Saturday, 22 August 2015

DHCP Client Behaviour

In this post, we'll take a look at how DHCP clients behave when they are getting new IPs or renewing their lease or when they cannot renew their lease because the DHCP server is unavailable. 

DHCP Messages

DHCP has a number of standard messages that can be sent/received between the server and the client. These are below:


Obtaining a new lease

When a client connects to a new network or a network it was on currently where its lease has expired, it needs to get a new lease. First a DHCPDISCOVER message is sent (broadcast). The server then replies with a DHCPOFFER message which is also a broadcast message as the client doesn't yet have an IP on the same subnet as the server.
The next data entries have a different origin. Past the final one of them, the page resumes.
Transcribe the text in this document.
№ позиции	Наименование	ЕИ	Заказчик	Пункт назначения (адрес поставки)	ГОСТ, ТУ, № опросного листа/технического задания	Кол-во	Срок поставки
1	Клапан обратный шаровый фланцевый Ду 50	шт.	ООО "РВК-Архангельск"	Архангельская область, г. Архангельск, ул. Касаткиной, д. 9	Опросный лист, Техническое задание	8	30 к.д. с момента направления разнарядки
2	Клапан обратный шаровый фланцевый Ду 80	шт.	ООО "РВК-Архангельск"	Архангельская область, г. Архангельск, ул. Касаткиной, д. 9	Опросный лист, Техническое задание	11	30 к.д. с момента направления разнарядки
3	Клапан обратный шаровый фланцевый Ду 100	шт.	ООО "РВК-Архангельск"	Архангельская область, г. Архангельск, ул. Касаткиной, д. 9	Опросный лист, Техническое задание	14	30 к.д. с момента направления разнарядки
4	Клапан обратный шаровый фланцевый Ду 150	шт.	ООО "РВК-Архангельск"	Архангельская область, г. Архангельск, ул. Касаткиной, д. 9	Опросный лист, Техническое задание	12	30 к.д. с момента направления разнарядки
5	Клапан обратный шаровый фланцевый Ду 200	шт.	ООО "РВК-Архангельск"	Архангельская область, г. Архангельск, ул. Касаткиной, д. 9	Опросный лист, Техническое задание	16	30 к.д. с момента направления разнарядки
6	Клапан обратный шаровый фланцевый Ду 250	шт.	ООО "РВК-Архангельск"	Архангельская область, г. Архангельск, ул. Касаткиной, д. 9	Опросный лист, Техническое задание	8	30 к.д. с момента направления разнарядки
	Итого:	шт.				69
From here, a DHCPREQUEST message is sent by the client which is then acknowledged by the server as a DHCPACK message. The client can then use the IP and has received a list of options to use. The process is summarised below:

  1. DHCPDISCOVER (client > server)
  2. DHCPOFFER (server > client)
  3. DHCPREQUEST (client > server)
  4. DHCPACK (server > client)

Renewing a lease

When renewing a lease, the DHCP converstation is below:

  1. DHCPREQUEST (client > server)
  2. DHCPACK or DHCPNACK (server > client)

The client sends a DHCPREQUEST which is unicast this time as the client already has a valid IP address. The server then responds with DHCPACK if the IP is still available to the client or DHCPNACK if the client is to have another IP. 
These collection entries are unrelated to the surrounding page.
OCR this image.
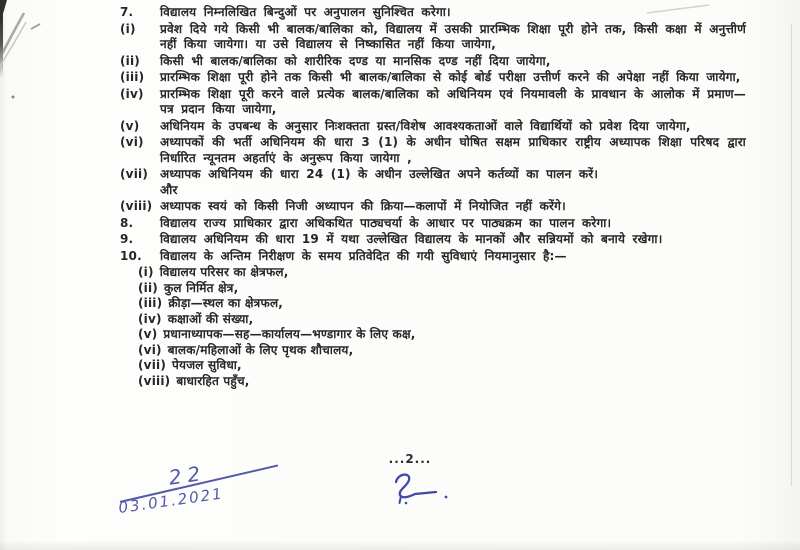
7.	विद्यालय निम्नलिखित बिन्दुओं पर अनुपालन सुनिश्चित करेगा।
(i)	प्रवेश दिये गये किसी भी बालक/बालिका को, विद्यालय में उसकी प्रारम्भिक शिक्षा पूरी होने तक, किसी कक्षा में अनुत्तीर्ण नहीं किया जायेगा। या उसे विद्यालय से निष्कासित नहीं किया जायेगा,
(ii)	किसी भी बालक/बालिका को शारीरिक दण्ड या मानसिक दण्ड नहीं दिया जायेगा,
(iii)	प्रारम्भिक शिक्षा पूरी होने तक किसी भी बालक/बालिका से कोई बोर्ड परीक्षा उत्तीर्ण करने की अपेक्षा नहीं किया जायेगा,
(iv)	प्रारम्भिक शिक्षा पूरी करने वाले प्रत्येक बालक/बालिका को अधिनियम एवं नियमावली के प्रावधान के आलोक में प्रमाण—पत्र प्रदान किया जायेगा,
(v)	अधिनियम के उपबन्ध के अनुसार निःशक्तता ग्रस्त/विशेष आवश्यकताओं वाले विद्यार्थियों को प्रवेश दिया जायेगा,
(vi)	अध्यापकों की भर्ती अधिनियम की धारा 3 (1) के अधीन घोषित सक्षम प्राधिकार राष्ट्रीय अध्यापक शिक्षा परिषद द्वारा निर्धारित न्यूनतम अहर्ताएं के अनुरूप किया जायेगा ,
(vii) अध्यापक अधिनियम की धारा 24 (1) के अधीन उल्लेखित अपने कर्तव्यों का पालन करें।
और
(viii) अध्यापक स्वयं को किसी निजी अध्यापन की क्रिया—कलापों में नियोजित नहीं करेंगे।
8.	विद्यालय राज्य प्राधिकार द्वारा अधिकथित पाठ्यचर्या के आधार पर पाठ्यक्रम का पालन करेगा।
9.	विद्यालय अधिनियम की धारा 19 में यथा उल्लेखित विद्यालय के मानकों और सन्नियमों को बनाये रखेगा।
10.	विद्यालय के अन्तिम निरीक्षण के समय प्रतिवेदित की गयी सुविधाएं नियमानुसार है:—
(i) विद्यालय परिसर का क्षेत्रफल,
(ii) कुल निर्मित क्षेत्र,
(iii) क्रीड़ा—स्थल का क्षेत्रफल,
(iv) कक्षाओं की संख्या,
(v) प्रधानाध्यापक—सह—कार्यालय—भण्डागार के लिए कक्ष,
(vi) बालक/महिलाओं के लिए पृथक शौचालय,
(vii) पेयजल सुविधा,
(viii) बाधारहित पहुँच,
...2...
22
03.01.2021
Renewing a lease is first attempted when the client has had the lease for 50% of the total lease period. It first attempts to contact the DHCP server that leased the IP. If this DHCP server is not available then it'll wait till 7/8 of the lease is up before sending a broadcast message to find any other available DHCP server. This is in fact what happens in the case of a DHCP failover where the server that assigned the IP to the client is now offline. For more information, see my three part series on DHCP failover here.

Below is a network capture using Message Analyzer showing my laptop receiving a DHCPACK message. You can see a DHCPACK message from the server which shows that the lease is 28800s and the time to renew is 14400 and the second time to renew is 25200 (28800 * 7/8). You can also see the server address and the DHCP options (DomainName, Router and DomainNameServer).


DHCP server unavailable

When the DHCP server is unavailable, the client keeps trying to access it. It does this by sending DHCPDISCOVER packets in this pattern which repeats every 5mins:


On restart, the client will usually try to get a new lease however if the DHCP server is not available, it doesn't fall back to the alternate or APIPA address (Automatic Private IP Address, 169.254.0.0/16) if it can still ping the default gateway and there is time on the lease. It uses the default gateway to identify the network and if it can find it then it assumes it's on the same network it was on before it was restarted.
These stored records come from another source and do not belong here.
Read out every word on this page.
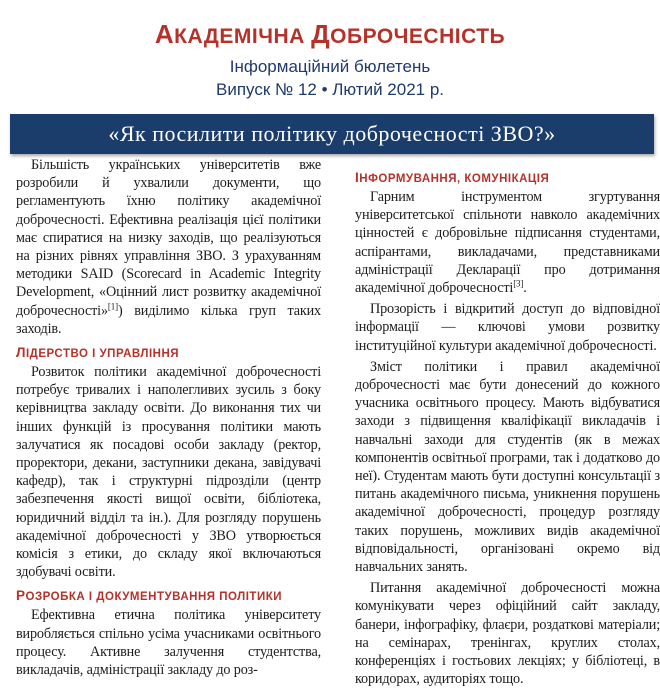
АКАДЕМІЧНА ДОБРОЧЕСНІСТЬ
Інформаційний бюлетень
Випуск № 12 • Лютий 2021 р.
«Як посилити політику доброчесності ЗВО?»

Більшість українських університетів вже розробили й ухвалили документи, що регламентують їхню політику академічної доброчесності. Ефективна реалізація цієї політики має спиратися на низку заходів, що реалізуються на різних рівнях управління ЗВО. З урахуванням методики SAID (Scorecard in Academic Integrity Development, «Оцінний лист розвитку академічної доброчесності»[1]) виділимо кілька груп таких заходів.

ЛІДЕРСТВО І УПРАВЛІННЯ

Розвиток політики академічної доброчесності потребує тривалих і наполегливих зусиль з боку керівництва закладу освіти. До виконання тих чи інших функцій із просування політики мають залучатися як посадові особи закладу (ректор, проректори, декани, заступники декана, завідувачі кафедр), так і структурні підрозділи (центр забезпечення якості вищої освіти, бібліотека, юридичний відділ та ін.). Для розгляду порушень академічної доброчесності у ЗВО утворюється комісія з етики, до складу якої включаються здобувачі освіти.

РОЗРОБКА І ДОКУМЕНТУВАННЯ ПОЛІТИКИ

Ефективна етична політика університету виробляється спільно усіма учасниками освітнього процесу. Активне залучення студентства, викладачів, адміністрації закладу до роз-

ІНФОРМУВАННЯ, КОМУНІКАЦІЯ

Гарним інструментом згуртування університетської спільноти навколо академічних цінностей є добровільне підписання студентами, аспірантами, викладачами, представниками адміністрації Декларації про дотримання академічної доброчесності[3].

Прозорість і відкритий доступ до відповідної інформації — ключові умови розвитку інституційної культури академічної доброчесності.

Зміст політики і правил академічної доброчесності має бути донесений до кожного учасника освітнього процесу. Мають відбуватися заходи з підвищення кваліфікації викладачів і навчальні заходи для студентів (як в межах компонентів освітньої програми, так і додатково до неї). Студентам мають бути доступні консультації з питань академічного письма, уникнення порушень академічної доброчесності, процедур розгляду таких порушень, можливих видів академічної відповідальності, організовані окремо від навчальних занять.

Питання академічної доброчесності можна комунікувати через офіційний сайт закладу, банери, інфографіку, флаєри, роздаткові матеріали; на семінарах, тренінгах, круглих столах, конференціях і гостьових лекціях; у бібліотеці, в коридорах, аудиторіях тощо.
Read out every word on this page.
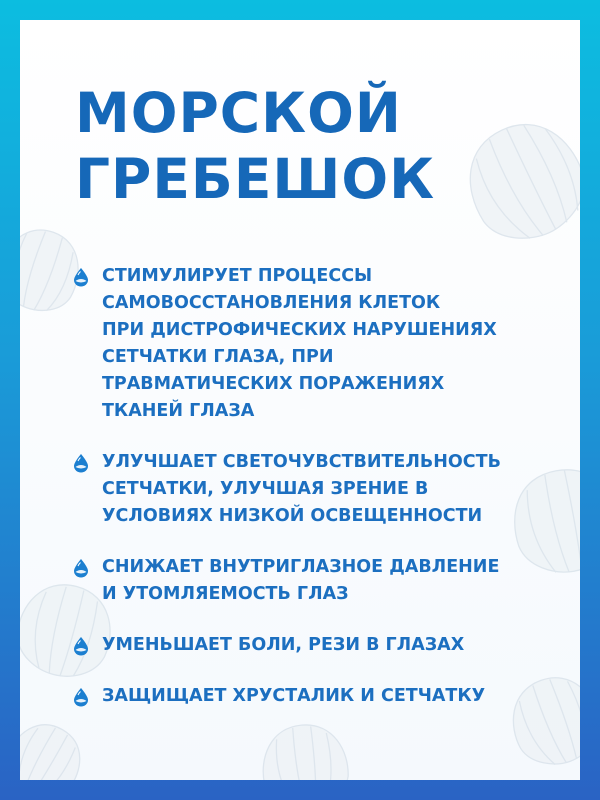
МОРСКОЙ
ГРЕБЕШОК
СТИМУЛИРУЕТ ПРОЦЕССЫ
САМОВОССТАНОВЛЕНИЯ КЛЕТОК
ПРИ ДИСТРОФИЧЕСКИХ НАРУШЕНИЯХ
СЕТЧАТКИ ГЛАЗА, ПРИ
ТРАВМАТИЧЕСКИХ ПОРАЖЕНИЯХ
ТКАНЕЙ ГЛАЗА
УЛУЧШАЕТ СВЕТОЧУВСТВИТЕЛЬНОСТЬ
СЕТЧАТКИ, УЛУЧШАЯ ЗРЕНИЕ В
УСЛОВИЯХ НИЗКОЙ ОСВЕЩЕННОСТИ
СНИЖАЕТ ВНУТРИГЛАЗНОЕ ДАВЛЕНИЕ
И УТОМЛЯЕМОСТЬ ГЛАЗ
УМЕНЬШАЕТ БОЛИ, РЕЗИ В ГЛАЗАХ
ЗАЩИЩАЕТ ХРУСТАЛИК И СЕТЧАТКУ
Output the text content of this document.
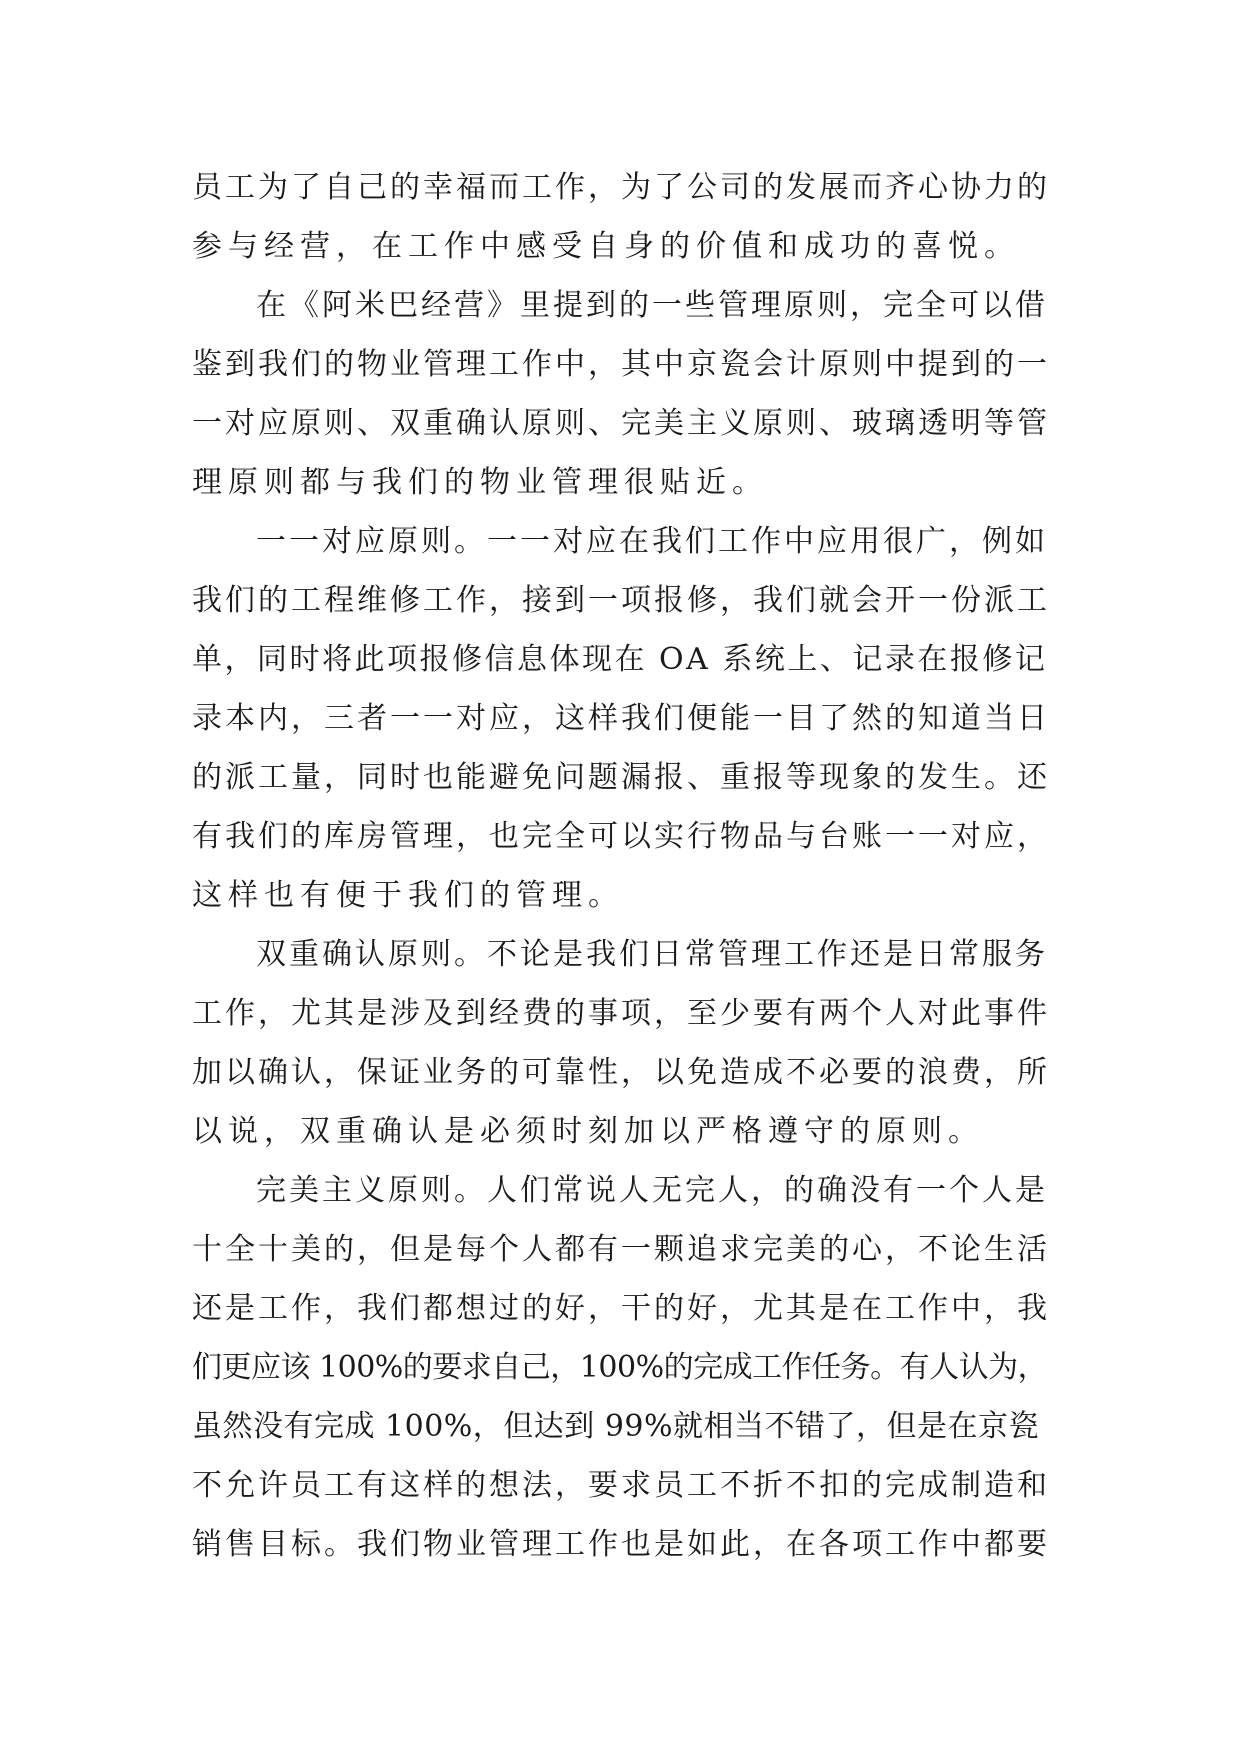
员工为了自己的幸福而工作，为了公司的发展而齐心协力的
参与经营，在工作中感受自身的价值和成功的喜悦。
在《阿米巴经营》里提到的一些管理原则，完全可以借
鉴到我们的物业管理工作中，其中京瓷会计原则中提到的一
一对应原则、双重确认原则、完美主义原则、玻璃透明等管
理原则都与我们的物业管理很贴近。
一一对应原则。一一对应在我们工作中应用很广，例如
我们的工程维修工作，接到一项报修，我们就会开一份派工
单，同时将此项报修信息体现在 OA 系统上、记录在报修记
录本内，三者一一对应，这样我们便能一目了然的知道当日
的派工量，同时也能避免问题漏报、重报等现象的发生。还
有我们的库房管理，也完全可以实行物品与台账一一对应，
这样也有便于我们的管理。
双重确认原则。不论是我们日常管理工作还是日常服务
工作，尤其是涉及到经费的事项，至少要有两个人对此事件
加以确认，保证业务的可靠性，以免造成不必要的浪费，所
以说，双重确认是必须时刻加以严格遵守的原则。
完美主义原则。人们常说人无完人，的确没有一个人是
十全十美的，但是每个人都有一颗追求完美的心，不论生活
还是工作，我们都想过的好，干的好，尤其是在工作中，我
们更应该 100%的要求自己，100%的完成工作任务。有人认为，
虽然没有完成 100%，但达到 99%就相当不错了，但是在京瓷
不允许员工有这样的想法，要求员工不折不扣的完成制造和
销售目标。我们物业管理工作也是如此，在各项工作中都要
APIPA and alternate addresses


If there is no time on the lease or the default gateway is unavailable, the client uses the alternate address it was configured with or it uses an APIPA address. Before using either address, the client uses ARP to ensure that the address is not in use. 

When using either an alternate or APIPA address, the client will continue trying to contact a DHCP server every 5mins to get a lease.